Medical Devices

3D images reveal how infants’ heads change shape during birth

Three-dimensional finite element reconstruction of the cranial bones before labor and during the second stage of labor. Credit: Ami et al., 2019

Using Magnetic Resonance Imaging (MRI), scientists have captured 3D images that show how infants’ brains and skulls change shape as they move through the birth canal just before delivery.

Olivier Ami of Auvergne University in Clermont Ferrand, France, and colleagues present these findings in the open access journal PLOS ONE on May 15, 2019.

Doctors have long known that infants’ heads change shape during birth. Termed “fetal head molding,” these changes occur during the second stage of labor when the baby leaves the uterus and moves through the birth canal. However, the details of fetal head molding remain unclear, and only one prior study has captured images of this process.

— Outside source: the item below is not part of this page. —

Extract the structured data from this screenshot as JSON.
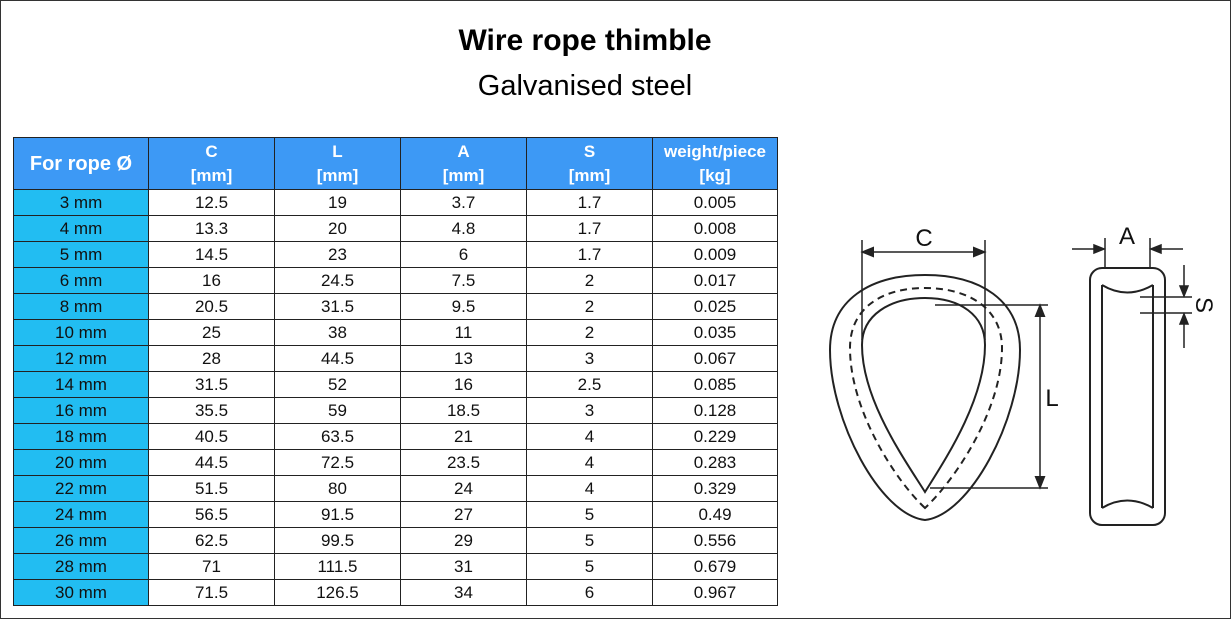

In the new study, Ami and colleagues used 3D MRI to capture detailed images of seven infants’ skulls and brains before and during the second stage of labor. The analysis revealed fetal head molding during the second stage of labor in all seven infants, with different parts of the skull overlapping to varying degrees among the infants. After birth, five of the newborns’ skull and brain shapes returned to their pre-birth state, but the changes persisted in two of the infants. Two of the three infants with the greatest degree of fetal head molding were delivered by emergency C-section, but the third was delivered vaginally with minimal expulsive efforts.

Overall, the findings suggest that infants experience greater skull stresses during birth than previously thought, potentially underlying the asymptomatic brain and retinal bleeding seen in many newborns after vaginal delivery. The authors note that a larger study is needed to confirm their findings, but that their work demonstrates the value of 3D MRI in capturing fetal head molding.

Ami adds: “During vaginal delivery, the fetal brain shape undergoes deformation to varying degrees depending on the degree of overlap of the skull bones. Fetal skull molding is no more visible in most newborns after birth. Some skulls accept the deformation (compliance) and allow an easy delivery, while others do not deform easily (non-compliance).”